また、集団接種会場は少ないものの、医療機関と連携をとってスムーズに進めている事例もある。光市は集団接種会場は1カ所だが、予約率が累計で91・4%と、ほぼ完了している。9割を医療機関での個別接種でおこなうことを想定して体制づくりをし、「現在、65歳以上の予約枠が1000人以上残っているが、予約は横ばいとなっており、希望者はほとんど予約できたのではないか」という。今月17日には16~64歳の基礎疾患を有する人の受付を開始、24日には60~64歳、7月1日には高校生年齢(16~18歳)や12週以降の妊婦、幼稚園・保育園・小学校・中学校・高校関係者や民生委員、障害児通所事業やコミュニティースクールなどに携わる人たちの受付も始まる予定だ。
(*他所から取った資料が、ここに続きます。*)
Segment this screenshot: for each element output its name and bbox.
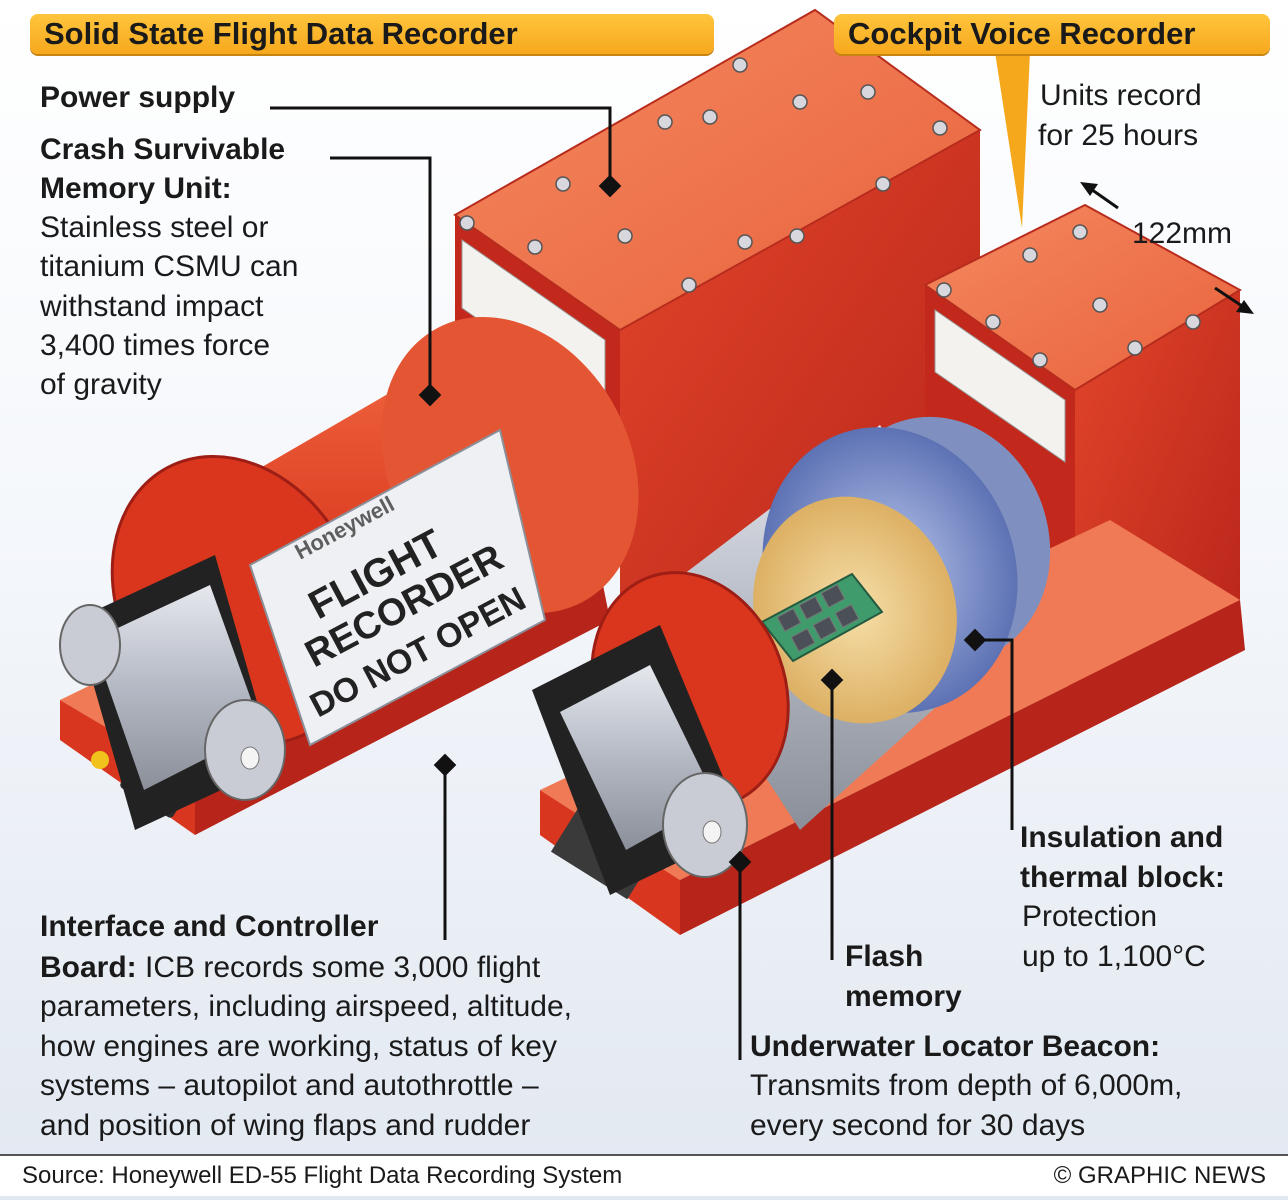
- cvr-underwater-beacon: [532, 625, 748, 895]
- icb-body-line-1: ICB records some 3,000 flight: [136, 951, 541, 984]
- icb-title-line-2-row: Board: ICB records some 3,000 flight: [40, 948, 540, 987]
- ulb-body-line-2: every second for 30 days: [750, 1109, 1086, 1142]
- ulb-title: Underwater Locator Beacon:: [750, 1030, 1161, 1063]
- footer: Source: Honeywell ED-55 Flight Data Reco…: [0, 1154, 1288, 1196]
- fdr-header-text: Solid State Flight Data Recorder: [44, 16, 518, 51]
- copyright-credit: © GRAPHIC NEWS: [1053, 1162, 1266, 1189]
- fdr-csmu-cylinder: Honeywell FLIGHT RECORDER DO NOT OPEN: [110, 317, 639, 747]
- icb-body-line-4: systems – autopilot and autothrottle –: [40, 1069, 539, 1102]
- csmu-body-line-1: Stainless steel or: [40, 211, 269, 244]
- cvr-top-bolts: [936, 224, 1201, 368]
- insulation-body-line-2: up to 1,100°C: [1022, 940, 1206, 973]
- callout-markers: [418, 174, 987, 874]
- insulation-title-line-2: thermal block:: [1020, 861, 1226, 894]
- csmu-title-line-2: Memory Unit:: [40, 172, 232, 205]
- flash-memory-line-2: memory: [845, 980, 962, 1013]
- record-duration-line-2: for 25 hours: [1038, 119, 1199, 152]
- icb-body-line-3: how engines are working, status of key: [40, 1030, 557, 1063]
- csmu-body-line-5: of gravity: [40, 368, 162, 401]
- source-credit: Source: Honeywell ED-55 Flight Data Reco…: [22, 1162, 623, 1189]
- dimension-label: 122mm: [1132, 217, 1233, 250]
- dimension-arrows: [1080, 182, 1254, 314]
- fdr-underwater-beacon: [59, 555, 286, 830]
- fdr-header: Solid State Flight Data Recorder: [30, 14, 714, 54]
- cvr-cutaway-cylinder: [590, 416, 1051, 830]
- flash-memory-line-1: Flash: [845, 940, 924, 973]
- fdr-top-bolts: [459, 57, 948, 293]
- icb-body-line-5: and position of wing flaps and rudder: [40, 1109, 531, 1142]
- csmu-body-line-3: withstand impact: [40, 290, 264, 323]
- power-supply-label: Power supply: [40, 81, 236, 114]
- icb-title-line-1: Interface and Controller: [40, 910, 379, 943]
- record-duration-line-1: Units record: [1040, 79, 1202, 112]
- icb-title-line-2: Board:: [40, 951, 137, 984]
- csmu-title-line-1: Crash Survivable: [40, 133, 286, 166]
- cvr-header: Cockpit Voice Recorder: [834, 14, 1270, 54]
- csmu-body-line-2: titanium CSMU can: [40, 250, 299, 283]
- cvr-header-text: Cockpit Voice Recorder: [848, 16, 1196, 51]
- cvr-header-pointer: [995, 52, 1030, 228]
- ulb-body-line-1: Transmits from depth of 6,000m,: [750, 1069, 1183, 1102]
- callout-leader-lines: [270, 106, 1014, 1060]
- insulation-title-line-1: Insulation and: [1020, 821, 1224, 854]
- icb-body-line-2: parameters, including airspeed, altitude…: [40, 990, 572, 1023]
- insulation-body-line-1: Protection: [1022, 900, 1158, 933]
- csmu-body-line-4: 3,400 times force: [40, 329, 271, 362]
美祢市は県内で唯一、集団接種会場を設置していないが、医療機関と連携してリアルタイムで接種の進行状況を把握しており、接種率は約47%となっている。宇部市も医師人口が多いという強みもあって、68医療機関、18病院での個別接種が先行しており、接種率は約3割となっている。集団接種(11会場)が8日に始まる予定で、さらに進む見込みだという。
どの自治体も、トラブルや混乱、失敗はあるものの、どうすれば高齢者が受けやすくなるか、それぞれの実情に合わせて体制づくりをし、混乱が起これば対処するというように、柔軟に対応しているようだ。
下関市は集団接種会場は1カ所しかなく、市保健部は増設する予定はないとしている。旧四町には会場まで1時間以上かかる地域もあるが、域内の医療機関で予約を断られ、あきらめている人たちもいる。離島についても、蓋井島は安岡病院の申し出で「民間による集団接種」が決まっているが、六連島の接種体制は決まっていないという。
一方の医療機関での個別接種がスムーズかというと、ほとんどの医療機関がいっぱいいっぱいの状態だ。「もう予約は打ち切った」「今予約すると10月になる」といわれる高齢者も多く、「いったいどうすればいいのか」と途方に暮れている。接種券を65歳以上に一斉に送るというスタート時点での失敗から立て直しがなされないままで、医療機関に吸収する余力がない状態で64歳以下の予約が始まった場合、さらに目詰まりする可能性も指摘されている。
前田市長のリーダーシップを問う声が各地で上がるなか、前田市長が「災害時に災害対策本部長である市長が感染して対応できなくなるのは大変なリスク」として、集団接種で余剰ワクチンが出た場合、優先的に接種を受けることを表明し、さらに市民を怒らせている。今がまさに災害時。今リーダーシップを発揮できない市長に「災害対策本部長だ」といわれても…というのが市民の率直な感想だ。「行政も頑張っている」といって市民に我慢を強いるのではなく、「どうすれば市民が安心できるのか」という発想に転換し、実情に即した接種体制をつくることが求められている。